Необходимо отметить, что собственное отношение писателя к российской интеллигенции менялось по мере того, как менялось отношение общества к евреям.[4] В романе писатель стремится отобразить тот мир интеллигентских салонов, который он застал в одно из первых посещений Петербурга в 1905–1906 годах. Это салон Наталии Михайловны, жены присяжного поверенного Семена Семеновича Глиценштейна, квартира актера Быкова и дом Софьи Андреевны. Отметим, автор подчеркивает еврейское происхождение Наталии Михайловны и Софьи Андреевны. В их салонах постоянно идут дискуссии на актуальные темы русского искусства, философии, литературы, театра и политики. На квартире актера Быкова собирается исключительно мужская компания, но идут все те же споры, правда, под действием алкоголя здесь высказываются более откровенно.

«Салонный» Петербург.

Ковальский, ставший в одночасье модным художником и втянутый в водоворот салонной жизни Петербурга, является одной из связующих фигур в романе. В какой-то мере этот образ автобиографичен.[5]

Прежде чем перейти к идентификации ключевых персонажей романа, предположим, что салон в доме Семена Семеновича Глиценштейна – это, судя по всему, квартира известного в ту пору и модного адвоката О.О. Грузенберга и его жены Р.Г. Голосовкер. Правда, не желая компрометировать хозяйку салона, писатель преднамеренно указывает «точный» адрес их дома на Садовой улице, в то время как квартира Грузенберга находилась на Лиговском проспекте. Салон Софьи Михайловны, по нашему мнению, это квартира Любови Яковлевны Гуревич – известной издательницы и литератора, а квартира актера Быкова – дом актера Н.Н. Ходотова. Последнее – наиболее бесспорное, на наш взгляд, утверждение. В начале века эта квартира на Коломенской улице в доме 42 была постоянным местом сбора писателей, критиков, актеров и журналистов, часто совмещавших свои собрания с обильными алкогольными возлияниями. Именно здесь в 1909 году при обсуждении пьесы Ш. Аша «Голубая кровь» («Белая кость») произошло столкновение между критиками еврейского происхождения и русскими писателями, известное как «чириковский инцидент». Сам Н.Н. Ходотов был в дружеских отношениях с Ш. Ашем и не раз сопровождал его в «путешествиях по интеллигентскому Петербургу», а также играл в его пьесах.[6]

Первая сцена встречи Ковальского и Мэри с «салонным» Петербургом происходит у Наталии Михайловны Глиценштейн.[7] Писатель подробно описывает убранство этого салона: «… стены увешаны японскими вышитыми тканями, а кое-где по углам древние восточные орнаменты, египетские лампады. На маленьких полочках стиля ампир расставлены были фигурки китайских буддистов, утварь из старосаксонского фарфора, венецианские кубки; а рядом помпеянская живопись, славянская иконопись, малорусская вышивка и куски еврейских синагогальных завес. Поражало не столько безвкусие, сколько случайный характер всей обстановки: гостиная напоминала склад различных старинных вещей; все казалось запыленным, чувствовалось, что мало воздуха».[8]
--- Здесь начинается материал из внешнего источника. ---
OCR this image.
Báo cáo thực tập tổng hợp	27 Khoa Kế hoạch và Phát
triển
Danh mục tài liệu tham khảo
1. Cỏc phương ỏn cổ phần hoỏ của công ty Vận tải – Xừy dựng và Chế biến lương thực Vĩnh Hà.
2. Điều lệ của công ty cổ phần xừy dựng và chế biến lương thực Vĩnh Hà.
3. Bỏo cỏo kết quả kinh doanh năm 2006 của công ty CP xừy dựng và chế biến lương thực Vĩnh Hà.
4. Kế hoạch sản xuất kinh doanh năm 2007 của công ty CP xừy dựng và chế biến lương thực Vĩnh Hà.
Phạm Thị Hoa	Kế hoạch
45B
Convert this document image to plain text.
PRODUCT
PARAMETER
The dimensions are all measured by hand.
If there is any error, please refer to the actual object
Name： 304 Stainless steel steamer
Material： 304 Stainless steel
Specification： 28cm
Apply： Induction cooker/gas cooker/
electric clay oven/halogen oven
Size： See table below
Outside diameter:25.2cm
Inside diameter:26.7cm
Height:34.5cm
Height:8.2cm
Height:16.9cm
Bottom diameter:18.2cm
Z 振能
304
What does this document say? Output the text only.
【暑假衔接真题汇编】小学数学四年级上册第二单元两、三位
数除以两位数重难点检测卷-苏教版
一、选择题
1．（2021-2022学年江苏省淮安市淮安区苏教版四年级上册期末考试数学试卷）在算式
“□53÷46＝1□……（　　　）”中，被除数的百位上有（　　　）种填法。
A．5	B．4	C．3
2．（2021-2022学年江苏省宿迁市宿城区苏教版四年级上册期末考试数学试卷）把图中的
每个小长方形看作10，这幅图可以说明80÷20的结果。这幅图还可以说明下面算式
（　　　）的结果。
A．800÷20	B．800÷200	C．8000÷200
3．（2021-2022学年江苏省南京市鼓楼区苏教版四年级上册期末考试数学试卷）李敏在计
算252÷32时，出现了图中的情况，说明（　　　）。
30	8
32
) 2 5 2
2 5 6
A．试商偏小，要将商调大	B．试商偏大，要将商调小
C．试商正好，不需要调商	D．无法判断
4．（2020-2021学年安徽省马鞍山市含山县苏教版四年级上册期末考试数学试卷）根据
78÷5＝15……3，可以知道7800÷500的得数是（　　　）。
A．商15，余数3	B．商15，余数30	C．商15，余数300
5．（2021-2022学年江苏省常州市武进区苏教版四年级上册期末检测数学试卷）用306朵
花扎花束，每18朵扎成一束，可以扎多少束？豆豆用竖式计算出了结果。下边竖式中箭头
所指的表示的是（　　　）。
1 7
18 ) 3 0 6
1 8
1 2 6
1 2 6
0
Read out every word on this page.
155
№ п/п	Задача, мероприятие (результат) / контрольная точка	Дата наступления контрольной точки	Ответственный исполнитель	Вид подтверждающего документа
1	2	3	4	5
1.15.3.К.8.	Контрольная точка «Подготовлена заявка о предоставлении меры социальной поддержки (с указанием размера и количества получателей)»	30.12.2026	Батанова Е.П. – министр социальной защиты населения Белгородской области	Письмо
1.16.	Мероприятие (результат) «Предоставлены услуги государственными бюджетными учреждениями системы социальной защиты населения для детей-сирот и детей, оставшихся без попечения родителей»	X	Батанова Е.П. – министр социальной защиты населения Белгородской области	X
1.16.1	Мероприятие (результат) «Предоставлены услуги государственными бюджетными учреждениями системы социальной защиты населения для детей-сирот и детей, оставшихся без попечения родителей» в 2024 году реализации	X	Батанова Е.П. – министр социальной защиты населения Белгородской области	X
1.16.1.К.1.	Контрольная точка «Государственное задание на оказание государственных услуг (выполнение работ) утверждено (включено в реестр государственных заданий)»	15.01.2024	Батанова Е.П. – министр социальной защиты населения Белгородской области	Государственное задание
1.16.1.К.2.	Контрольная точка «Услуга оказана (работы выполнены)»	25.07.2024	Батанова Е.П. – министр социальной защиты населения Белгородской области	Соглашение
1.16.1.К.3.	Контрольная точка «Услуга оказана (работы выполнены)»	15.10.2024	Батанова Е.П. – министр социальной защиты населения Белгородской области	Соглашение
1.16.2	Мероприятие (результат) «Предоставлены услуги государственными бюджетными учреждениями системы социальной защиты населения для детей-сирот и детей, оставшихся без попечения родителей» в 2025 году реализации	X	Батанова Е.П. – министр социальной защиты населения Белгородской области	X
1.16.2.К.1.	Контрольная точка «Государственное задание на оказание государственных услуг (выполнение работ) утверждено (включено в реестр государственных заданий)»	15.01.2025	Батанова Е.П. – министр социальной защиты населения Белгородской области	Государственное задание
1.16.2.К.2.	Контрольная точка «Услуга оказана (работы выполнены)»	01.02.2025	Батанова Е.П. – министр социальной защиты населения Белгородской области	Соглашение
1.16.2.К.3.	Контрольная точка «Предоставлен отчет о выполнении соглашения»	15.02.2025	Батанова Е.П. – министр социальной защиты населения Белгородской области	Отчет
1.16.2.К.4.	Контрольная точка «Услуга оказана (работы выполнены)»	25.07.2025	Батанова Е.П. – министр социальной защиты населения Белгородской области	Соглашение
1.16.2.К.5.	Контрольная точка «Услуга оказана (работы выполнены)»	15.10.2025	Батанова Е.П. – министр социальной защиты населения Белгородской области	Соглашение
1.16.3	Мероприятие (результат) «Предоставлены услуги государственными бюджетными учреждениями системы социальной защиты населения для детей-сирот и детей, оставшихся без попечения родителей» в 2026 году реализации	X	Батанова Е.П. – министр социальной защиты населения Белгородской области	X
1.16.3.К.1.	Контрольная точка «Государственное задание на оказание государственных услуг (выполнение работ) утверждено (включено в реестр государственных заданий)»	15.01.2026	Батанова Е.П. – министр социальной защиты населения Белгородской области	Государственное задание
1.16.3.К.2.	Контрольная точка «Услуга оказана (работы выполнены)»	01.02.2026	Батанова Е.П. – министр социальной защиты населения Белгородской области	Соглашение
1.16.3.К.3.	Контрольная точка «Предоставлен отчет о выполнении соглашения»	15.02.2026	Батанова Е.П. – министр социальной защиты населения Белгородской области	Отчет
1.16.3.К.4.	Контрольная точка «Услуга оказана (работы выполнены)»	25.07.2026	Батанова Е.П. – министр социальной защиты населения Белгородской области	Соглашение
В этом доме царили два человека – философ Осип Григорьевич Максимович и модный режиссер Лесер. «Осип Григорьевич Максимович был выдающийся эстет и мыслитель, предшественник русских мистиков и индивидуалистов. Он написал ряд толстых книг и до революции пользовался влиянием среди интеллигенции, но в период революционного брожения, когда большинство общества увлекалось социализмом, и бурные волны выносили на поверхность сотни новых деятелей и низвергали сотни старых, он был почти забыт со своими индивидуалистическими и мистическими чаяниями… Скрытный, расчетливый, он мало говорил и больше слушал с постоянной презрительно-двусмысленной усмешкой на губах, – а это было чуждо и претило открытой русской натуре. Сам он был родом из черты еврейской оседлости и не прочь бы принять православие, если бы не одна загвоздка: он хотел, чтобы православная церковь отказалась от тех своих догматов, с которыми он, Максимович, не согласен. Он написал об этом открытое письмо митрополиту и поместил в газетах. И только потому, что 150 миллионов православных не захотели отказаться от догматов своей церкви ради Максимовича, он остался евреем».[9]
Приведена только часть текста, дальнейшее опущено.